Crashes under OS X too:

>>  -1 * -2147483648
Floating point exception
BrianH
10-May-2011
[1379x2]
Geomol, that's something I've never seen anyone do in REBOL before. 
The discarded arguments are even evaluated properly and typechecked.
Works in R3 as well.
Ladislav
10-May-2011
[1381]
An old one, Peter.
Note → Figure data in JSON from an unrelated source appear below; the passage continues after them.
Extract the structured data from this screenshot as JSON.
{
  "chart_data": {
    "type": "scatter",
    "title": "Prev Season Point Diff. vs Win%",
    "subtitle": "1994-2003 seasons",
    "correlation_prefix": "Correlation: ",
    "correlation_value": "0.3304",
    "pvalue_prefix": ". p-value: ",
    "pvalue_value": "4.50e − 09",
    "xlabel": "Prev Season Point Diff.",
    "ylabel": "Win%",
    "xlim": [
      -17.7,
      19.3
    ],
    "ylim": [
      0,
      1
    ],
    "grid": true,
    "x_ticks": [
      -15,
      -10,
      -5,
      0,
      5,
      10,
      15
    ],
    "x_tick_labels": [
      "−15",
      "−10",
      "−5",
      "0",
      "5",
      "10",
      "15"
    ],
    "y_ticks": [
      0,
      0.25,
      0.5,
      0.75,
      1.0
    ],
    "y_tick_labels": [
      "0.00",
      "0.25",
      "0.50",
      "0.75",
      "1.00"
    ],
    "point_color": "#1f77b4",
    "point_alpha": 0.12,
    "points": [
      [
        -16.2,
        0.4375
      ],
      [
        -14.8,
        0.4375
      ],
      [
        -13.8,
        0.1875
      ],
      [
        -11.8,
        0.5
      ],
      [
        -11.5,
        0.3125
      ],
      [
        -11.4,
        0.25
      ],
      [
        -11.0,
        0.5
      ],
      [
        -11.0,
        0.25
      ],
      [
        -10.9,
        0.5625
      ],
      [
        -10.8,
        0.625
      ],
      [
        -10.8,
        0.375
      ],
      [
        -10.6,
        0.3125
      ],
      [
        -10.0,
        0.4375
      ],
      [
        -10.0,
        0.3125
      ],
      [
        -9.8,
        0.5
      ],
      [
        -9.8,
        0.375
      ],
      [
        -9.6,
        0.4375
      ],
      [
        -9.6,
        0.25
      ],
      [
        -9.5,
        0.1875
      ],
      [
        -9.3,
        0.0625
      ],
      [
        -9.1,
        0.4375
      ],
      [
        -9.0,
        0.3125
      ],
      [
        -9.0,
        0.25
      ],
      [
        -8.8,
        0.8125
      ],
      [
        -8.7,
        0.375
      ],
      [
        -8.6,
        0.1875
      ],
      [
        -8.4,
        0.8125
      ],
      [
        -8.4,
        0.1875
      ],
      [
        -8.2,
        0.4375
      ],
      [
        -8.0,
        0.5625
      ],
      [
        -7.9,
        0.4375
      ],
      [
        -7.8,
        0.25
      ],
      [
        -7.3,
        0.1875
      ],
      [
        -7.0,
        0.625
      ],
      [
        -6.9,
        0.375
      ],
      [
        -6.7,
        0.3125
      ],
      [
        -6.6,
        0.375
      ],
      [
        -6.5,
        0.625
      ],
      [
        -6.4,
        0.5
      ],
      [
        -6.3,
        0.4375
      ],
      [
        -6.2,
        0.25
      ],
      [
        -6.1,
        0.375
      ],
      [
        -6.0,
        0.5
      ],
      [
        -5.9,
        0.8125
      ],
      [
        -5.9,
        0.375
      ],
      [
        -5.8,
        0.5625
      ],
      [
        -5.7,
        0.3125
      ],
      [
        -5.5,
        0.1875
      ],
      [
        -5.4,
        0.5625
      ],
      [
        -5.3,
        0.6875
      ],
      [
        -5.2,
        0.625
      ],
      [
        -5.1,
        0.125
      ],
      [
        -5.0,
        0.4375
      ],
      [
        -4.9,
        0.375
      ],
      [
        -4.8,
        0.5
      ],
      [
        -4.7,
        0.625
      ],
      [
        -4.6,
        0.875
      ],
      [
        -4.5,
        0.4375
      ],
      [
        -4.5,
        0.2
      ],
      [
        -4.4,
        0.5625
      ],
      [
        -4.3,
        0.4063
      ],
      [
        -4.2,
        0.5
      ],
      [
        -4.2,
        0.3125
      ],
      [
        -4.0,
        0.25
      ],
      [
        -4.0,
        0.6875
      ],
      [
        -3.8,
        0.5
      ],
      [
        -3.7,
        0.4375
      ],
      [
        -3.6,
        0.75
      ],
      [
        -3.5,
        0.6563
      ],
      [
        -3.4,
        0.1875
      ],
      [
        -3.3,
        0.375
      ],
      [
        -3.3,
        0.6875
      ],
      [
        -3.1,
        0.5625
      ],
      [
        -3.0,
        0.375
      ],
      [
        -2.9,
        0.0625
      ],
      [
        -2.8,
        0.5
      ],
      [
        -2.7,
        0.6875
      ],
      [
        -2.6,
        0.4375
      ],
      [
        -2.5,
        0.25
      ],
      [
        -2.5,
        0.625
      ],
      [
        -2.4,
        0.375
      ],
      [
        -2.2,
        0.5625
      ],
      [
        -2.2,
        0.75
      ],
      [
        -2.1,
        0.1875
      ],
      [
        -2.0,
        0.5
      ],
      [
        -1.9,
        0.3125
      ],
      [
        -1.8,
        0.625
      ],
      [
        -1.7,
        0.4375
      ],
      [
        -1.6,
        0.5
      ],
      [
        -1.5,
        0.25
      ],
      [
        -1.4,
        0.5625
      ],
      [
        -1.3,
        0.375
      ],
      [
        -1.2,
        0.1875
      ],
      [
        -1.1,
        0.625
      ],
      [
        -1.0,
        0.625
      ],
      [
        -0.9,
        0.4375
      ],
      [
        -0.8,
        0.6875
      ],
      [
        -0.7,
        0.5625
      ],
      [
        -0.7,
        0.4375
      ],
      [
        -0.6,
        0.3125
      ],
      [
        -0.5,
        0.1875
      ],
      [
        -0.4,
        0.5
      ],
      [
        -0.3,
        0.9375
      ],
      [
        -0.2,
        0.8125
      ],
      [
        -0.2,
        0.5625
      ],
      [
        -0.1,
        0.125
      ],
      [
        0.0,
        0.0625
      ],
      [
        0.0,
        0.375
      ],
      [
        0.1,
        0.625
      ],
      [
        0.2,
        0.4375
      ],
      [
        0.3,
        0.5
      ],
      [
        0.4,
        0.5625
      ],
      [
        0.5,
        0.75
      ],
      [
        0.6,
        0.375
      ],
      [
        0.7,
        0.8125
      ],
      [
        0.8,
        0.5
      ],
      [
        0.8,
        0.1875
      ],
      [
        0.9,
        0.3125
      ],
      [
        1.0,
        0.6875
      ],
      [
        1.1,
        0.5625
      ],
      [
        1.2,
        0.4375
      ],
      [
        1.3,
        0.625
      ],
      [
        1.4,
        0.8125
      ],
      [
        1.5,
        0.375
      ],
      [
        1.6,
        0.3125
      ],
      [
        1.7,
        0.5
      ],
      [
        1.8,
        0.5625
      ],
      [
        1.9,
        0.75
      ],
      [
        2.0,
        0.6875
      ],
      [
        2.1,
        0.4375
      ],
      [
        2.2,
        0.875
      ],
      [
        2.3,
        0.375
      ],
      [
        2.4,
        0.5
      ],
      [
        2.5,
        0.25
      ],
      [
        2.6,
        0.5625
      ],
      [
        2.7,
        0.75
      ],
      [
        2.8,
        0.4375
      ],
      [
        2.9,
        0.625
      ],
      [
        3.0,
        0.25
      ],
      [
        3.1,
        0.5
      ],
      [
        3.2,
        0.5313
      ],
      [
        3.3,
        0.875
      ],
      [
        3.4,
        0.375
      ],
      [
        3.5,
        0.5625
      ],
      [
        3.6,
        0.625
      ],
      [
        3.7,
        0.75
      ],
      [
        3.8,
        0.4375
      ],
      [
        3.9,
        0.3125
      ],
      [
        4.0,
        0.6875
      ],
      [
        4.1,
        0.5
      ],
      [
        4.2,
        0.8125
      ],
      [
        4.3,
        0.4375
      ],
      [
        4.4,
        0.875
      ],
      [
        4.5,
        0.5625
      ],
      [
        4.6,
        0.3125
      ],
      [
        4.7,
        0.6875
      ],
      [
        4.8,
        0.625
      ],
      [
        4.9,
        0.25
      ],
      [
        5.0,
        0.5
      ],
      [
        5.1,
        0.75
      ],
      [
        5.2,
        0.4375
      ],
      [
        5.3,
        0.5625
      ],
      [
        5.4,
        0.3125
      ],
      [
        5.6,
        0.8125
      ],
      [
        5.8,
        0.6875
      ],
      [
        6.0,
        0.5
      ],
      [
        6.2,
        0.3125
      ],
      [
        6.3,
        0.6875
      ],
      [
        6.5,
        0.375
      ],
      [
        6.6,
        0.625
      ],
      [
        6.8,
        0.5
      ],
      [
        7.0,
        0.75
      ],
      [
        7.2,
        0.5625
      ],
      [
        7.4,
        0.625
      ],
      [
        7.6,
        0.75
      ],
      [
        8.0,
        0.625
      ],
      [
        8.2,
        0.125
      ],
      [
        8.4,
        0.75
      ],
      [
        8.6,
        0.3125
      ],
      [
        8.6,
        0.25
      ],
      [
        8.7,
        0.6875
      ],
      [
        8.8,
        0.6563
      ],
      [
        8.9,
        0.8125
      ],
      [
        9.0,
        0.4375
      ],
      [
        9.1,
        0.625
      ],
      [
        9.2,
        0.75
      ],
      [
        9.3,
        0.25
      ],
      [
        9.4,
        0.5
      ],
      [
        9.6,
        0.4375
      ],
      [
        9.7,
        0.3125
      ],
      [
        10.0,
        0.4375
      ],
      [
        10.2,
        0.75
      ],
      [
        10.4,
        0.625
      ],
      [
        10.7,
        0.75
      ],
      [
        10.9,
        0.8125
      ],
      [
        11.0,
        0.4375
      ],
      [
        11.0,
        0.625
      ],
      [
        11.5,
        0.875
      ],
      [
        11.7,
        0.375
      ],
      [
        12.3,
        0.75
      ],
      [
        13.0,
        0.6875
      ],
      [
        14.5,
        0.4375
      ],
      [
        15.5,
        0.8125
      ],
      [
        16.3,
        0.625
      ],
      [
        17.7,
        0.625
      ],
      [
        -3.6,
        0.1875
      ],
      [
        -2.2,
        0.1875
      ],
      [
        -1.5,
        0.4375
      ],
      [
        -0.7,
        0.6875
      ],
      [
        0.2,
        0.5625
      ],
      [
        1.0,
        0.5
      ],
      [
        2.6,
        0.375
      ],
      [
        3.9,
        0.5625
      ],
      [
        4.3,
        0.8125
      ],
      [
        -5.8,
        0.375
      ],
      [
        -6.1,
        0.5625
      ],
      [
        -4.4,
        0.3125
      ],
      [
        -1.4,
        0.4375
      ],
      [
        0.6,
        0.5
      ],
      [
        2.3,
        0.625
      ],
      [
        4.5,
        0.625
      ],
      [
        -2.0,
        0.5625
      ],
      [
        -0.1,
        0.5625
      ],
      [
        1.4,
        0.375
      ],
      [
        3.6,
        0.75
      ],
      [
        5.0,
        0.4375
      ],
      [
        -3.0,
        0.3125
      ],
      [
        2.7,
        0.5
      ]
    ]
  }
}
It is in %core-tests.r
PeterWood
10-May-2011
[1382]
Do  you know if it is RAMBO as I guess Carl doesn't take much interest 
in %core-tests.r ?
Ladislav
10-May-2011
[1383]
#4229
PeterWood
10-May-2011
[1384]
Thanks Ladislav.
Geomol
10-May-2011
[1385x2]
Tonight's Moment of REBOL Zen:

Check this Fibonacci function:

fib: func [
	n [integer!]
	(
		if not local [
			a: 0
			b: 1
		]
		prin [a b ""]
		loop n [
			prin [c: a + b ""]
			a: b
			b: c
		]
		print ""
	)
	/local a [integer!] b [integer!] c
][
	do bind third :fib 'a
]

>> fib 10
0 1 1 2 3 5 8 13 21 34 55 89 
== 89
>> fib/local 10 55 89 none
55 89 144 233 377 610 987 1597 2584 4181 6765 10946 
== 10946


If you only want to execute the paren in the function spec, put this 
in the body instead:

	do bind to block! third second load mold :fib 'a
A more simple example of this weird function construction:


>> hello-world: func [(print "Hello, World!")] [do third :hello-world] 
    
>> hello-world
Hello, World!
onetom
10-May-2011
[1387]
moebius function. its body bends and bites back into its own spec 
:)
Maxim
10-May-2011
[1388]
can anyone confirm that 'CALL on windows 7 is unable to launch apps 
without using the /show refinement.... which is VERY annoying.

it seems that call/shell no longer works.